Süddeutsche Zeitung

Verkehrspolitik:Scheuer ist der Minister des Stillstands

Kein Konzept für eine klimafreundliche Mobilität, keine Transparenz beim Maut-Debakel: Der Verkehrsminister flüchtet sich in einen juristischen Streit mit Österreich.

Kommentar von Markus Balser, Berlin

Dass Bewegung nicht immer Fortschritt bedeutet, machte das Ende des Autogipfels am Montag in Berlin klar. Die Kolonne schwarzer Dienstlimousinen von Ministern und Autobossen rollte gegen Mitternacht vom Hof des Kanzleramts, ohne vor den Kameras stehen zu bleiben. Auch Verkehrsminister Andreas Scheuer (CSU) fuhr durch. Es gab schließlich keine nennenswerten Ergebnisse zu kommentieren. Die hochkarätige Runde hatte fast alle wichtigen Beschlüsse für die Zukunft der deutschen Schlüsselbranche und damit eines der derzeit wichtigsten Politikfelder vertagt. Das Ende des siebten Gipfels dieser Art dokumentiert den gefährlichen Stillstand beim Aufbruch in die Mobilität der Zukunft.

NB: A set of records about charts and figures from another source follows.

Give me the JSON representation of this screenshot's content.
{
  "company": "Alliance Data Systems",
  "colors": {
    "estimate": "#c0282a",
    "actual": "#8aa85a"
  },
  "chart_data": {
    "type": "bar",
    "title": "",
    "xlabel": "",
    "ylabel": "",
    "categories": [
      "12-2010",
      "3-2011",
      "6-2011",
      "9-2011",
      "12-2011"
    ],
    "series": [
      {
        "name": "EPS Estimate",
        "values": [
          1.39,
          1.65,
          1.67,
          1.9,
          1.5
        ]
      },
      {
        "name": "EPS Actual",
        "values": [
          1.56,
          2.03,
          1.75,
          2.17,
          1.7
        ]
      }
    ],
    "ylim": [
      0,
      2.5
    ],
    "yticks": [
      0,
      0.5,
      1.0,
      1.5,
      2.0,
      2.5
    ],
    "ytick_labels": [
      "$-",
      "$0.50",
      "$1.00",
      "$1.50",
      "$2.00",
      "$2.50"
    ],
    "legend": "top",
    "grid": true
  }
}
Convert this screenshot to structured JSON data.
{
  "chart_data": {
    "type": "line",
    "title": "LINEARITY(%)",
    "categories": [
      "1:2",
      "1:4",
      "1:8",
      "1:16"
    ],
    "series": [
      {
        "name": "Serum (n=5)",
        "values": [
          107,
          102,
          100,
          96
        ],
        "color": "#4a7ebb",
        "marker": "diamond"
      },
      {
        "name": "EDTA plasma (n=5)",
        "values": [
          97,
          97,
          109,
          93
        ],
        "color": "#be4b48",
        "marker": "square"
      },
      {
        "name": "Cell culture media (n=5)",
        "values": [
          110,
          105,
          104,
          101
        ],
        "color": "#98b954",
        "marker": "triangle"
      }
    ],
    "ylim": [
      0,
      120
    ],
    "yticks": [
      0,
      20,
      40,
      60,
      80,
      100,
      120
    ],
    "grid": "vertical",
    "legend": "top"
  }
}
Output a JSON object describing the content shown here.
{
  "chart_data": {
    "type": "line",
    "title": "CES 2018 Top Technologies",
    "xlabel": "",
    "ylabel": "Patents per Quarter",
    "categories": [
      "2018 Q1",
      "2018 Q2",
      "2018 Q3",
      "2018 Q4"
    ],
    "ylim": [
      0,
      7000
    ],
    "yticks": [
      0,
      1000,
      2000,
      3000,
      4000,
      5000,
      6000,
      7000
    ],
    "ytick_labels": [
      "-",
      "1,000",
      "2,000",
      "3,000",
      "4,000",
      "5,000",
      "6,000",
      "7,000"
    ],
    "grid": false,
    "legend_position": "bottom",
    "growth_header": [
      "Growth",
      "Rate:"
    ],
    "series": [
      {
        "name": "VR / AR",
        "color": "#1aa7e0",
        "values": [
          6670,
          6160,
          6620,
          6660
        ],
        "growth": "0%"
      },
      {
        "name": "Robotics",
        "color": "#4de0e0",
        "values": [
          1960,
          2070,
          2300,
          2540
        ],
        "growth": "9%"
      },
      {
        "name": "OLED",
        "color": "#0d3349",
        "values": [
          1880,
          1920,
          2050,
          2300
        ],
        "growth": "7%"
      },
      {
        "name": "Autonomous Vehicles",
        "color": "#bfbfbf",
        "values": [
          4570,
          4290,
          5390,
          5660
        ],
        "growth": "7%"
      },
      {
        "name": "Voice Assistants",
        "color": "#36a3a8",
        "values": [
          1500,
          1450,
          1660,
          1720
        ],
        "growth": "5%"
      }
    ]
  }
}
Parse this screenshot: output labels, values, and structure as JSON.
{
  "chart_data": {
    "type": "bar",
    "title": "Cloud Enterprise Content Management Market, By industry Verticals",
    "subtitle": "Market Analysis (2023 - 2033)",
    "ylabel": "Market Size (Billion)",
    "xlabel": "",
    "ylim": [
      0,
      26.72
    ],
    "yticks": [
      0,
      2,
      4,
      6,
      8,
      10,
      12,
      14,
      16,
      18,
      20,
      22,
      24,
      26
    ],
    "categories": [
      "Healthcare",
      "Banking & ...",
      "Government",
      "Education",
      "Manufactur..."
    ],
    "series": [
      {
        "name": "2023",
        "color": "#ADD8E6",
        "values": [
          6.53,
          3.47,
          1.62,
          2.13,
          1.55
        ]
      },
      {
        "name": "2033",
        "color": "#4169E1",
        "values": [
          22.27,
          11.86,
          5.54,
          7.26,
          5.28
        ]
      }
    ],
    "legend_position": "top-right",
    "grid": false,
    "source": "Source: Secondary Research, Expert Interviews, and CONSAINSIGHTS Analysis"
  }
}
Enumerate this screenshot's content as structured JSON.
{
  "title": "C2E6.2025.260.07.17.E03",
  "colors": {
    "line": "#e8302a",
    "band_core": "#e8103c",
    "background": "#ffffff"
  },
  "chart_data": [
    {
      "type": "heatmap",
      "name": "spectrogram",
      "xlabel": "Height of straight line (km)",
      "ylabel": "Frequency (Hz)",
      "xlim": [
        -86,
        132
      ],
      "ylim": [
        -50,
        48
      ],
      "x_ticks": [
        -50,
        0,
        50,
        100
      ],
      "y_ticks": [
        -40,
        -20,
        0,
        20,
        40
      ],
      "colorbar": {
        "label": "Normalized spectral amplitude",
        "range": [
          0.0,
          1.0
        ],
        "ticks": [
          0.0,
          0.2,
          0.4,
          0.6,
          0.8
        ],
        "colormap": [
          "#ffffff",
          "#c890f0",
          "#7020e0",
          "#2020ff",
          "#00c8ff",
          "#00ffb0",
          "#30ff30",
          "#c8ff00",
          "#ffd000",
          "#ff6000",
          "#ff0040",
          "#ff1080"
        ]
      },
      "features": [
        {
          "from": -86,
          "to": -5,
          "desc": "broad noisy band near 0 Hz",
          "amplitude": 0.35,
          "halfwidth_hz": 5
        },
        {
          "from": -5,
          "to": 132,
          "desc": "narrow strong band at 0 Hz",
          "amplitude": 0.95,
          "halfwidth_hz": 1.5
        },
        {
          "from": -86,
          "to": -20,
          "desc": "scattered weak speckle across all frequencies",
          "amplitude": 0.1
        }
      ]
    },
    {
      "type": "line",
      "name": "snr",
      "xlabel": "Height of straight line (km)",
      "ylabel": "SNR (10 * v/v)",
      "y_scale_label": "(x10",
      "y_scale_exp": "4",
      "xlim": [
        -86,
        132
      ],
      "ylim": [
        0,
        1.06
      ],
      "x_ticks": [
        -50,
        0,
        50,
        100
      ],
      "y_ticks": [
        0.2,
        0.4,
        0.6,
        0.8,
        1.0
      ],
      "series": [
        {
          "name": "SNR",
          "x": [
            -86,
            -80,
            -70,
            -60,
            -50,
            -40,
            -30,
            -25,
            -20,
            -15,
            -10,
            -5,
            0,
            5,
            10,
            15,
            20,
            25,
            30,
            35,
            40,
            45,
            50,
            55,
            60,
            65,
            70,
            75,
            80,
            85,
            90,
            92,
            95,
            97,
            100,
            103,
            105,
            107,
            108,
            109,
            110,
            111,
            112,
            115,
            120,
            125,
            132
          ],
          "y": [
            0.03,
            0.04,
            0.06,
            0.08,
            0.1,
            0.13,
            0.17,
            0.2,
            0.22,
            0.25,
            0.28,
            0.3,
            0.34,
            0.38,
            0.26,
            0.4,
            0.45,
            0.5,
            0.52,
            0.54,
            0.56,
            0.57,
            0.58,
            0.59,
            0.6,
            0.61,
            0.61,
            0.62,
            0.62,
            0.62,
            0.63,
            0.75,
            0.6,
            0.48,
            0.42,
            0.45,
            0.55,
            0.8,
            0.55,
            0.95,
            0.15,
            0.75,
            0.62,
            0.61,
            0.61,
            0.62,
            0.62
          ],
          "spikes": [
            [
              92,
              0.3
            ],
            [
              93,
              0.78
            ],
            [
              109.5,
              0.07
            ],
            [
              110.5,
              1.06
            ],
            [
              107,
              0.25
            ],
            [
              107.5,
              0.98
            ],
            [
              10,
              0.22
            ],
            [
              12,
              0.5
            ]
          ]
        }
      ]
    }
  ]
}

Um die Klimaziele zu erreichen, müssten bis 2030 sieben bis zehn Millionen Elektroautos auf deutschen Straßen rollen. Bislang sind es nur wenige Hunderttausend. Zwar beschloss die Runde, das Ladenetz auszubauen. Konkrete finanzielle Zusagen für die Förderung beim Aufbau dieser Größenordnung bleibt die Bundesregierung jedoch weiter schuldig.

Wie schon bei der Energiewende fehlt dem beginnenden Umbau der Mobilität noch immer der große politische Plan. Mit der Förderung von Elektroautos ist es so wenig getan wie mit der Förderung von grünen Kraftstoffen. Nötig ist ein neues Gesamtkonzept für die Mobilität im Land. Der Verkehr in den Städten kommt nur dann nicht zum Erliegen, wenn der Individualverkehr künftig besser mit dem öffentlichen Nah- und Fernverkehr verzahnt wird. Das Klima wird nur geschützt, wenn neue Mobilitätskonzepte Realität werden, es deutlich mehr Radwege gibt, die Bahn endlich besser wird.

Doch nicht einmal das Debakel um die gescheiterte Pkw-Maut scheint den Blick auf das Wesentliche zu erleichtern. Das Platzen des von Scheuer verfolgten CSU-Prestigeprojekts, das ohnehin nur minimale Einnahmen versprach, führt nun zu einer Fehde Scheuers mit Österreich. Wohl auch weil das Nachbarland das Ende der Maut mit einer Klage vor dem EuGH besiegelte, droht Scheuer mit juristischer Vergeltung im Transitstreit über die Alpen und will seinerseits klagen. Volle Transparenz über das Ausmaß der Maut-Pleite lehnt Scheuer in Deutschland ab. Die Betreiberverträge will sein Ministerium lieber nicht veröffentlichen.

Der Verkehrsminister droht sich im Klein-Klein zu verlieren. Dabei muss es endlich um die großen Fragen gehen - und die großen Antworten. Welches Straßennetz brauchen wir in Zukunft? Wie kann der Nahverkehr attraktiver werden? Und wie lassen sich die sozialen Folgen abfedern, wenn bestimmte Arten der Mobilität teurer werden? In der Nacht vertagte man sich auf unbestimmte Zeit. Am konkretesten wurde noch Bernhard Mattes, der Präsident des Verbandes der Automobilindustrie. Man werde weiter arbeiten. Und ein neues Treffen planen. Wann? Es werde dann wohl noch warm sein, sagte Mattes.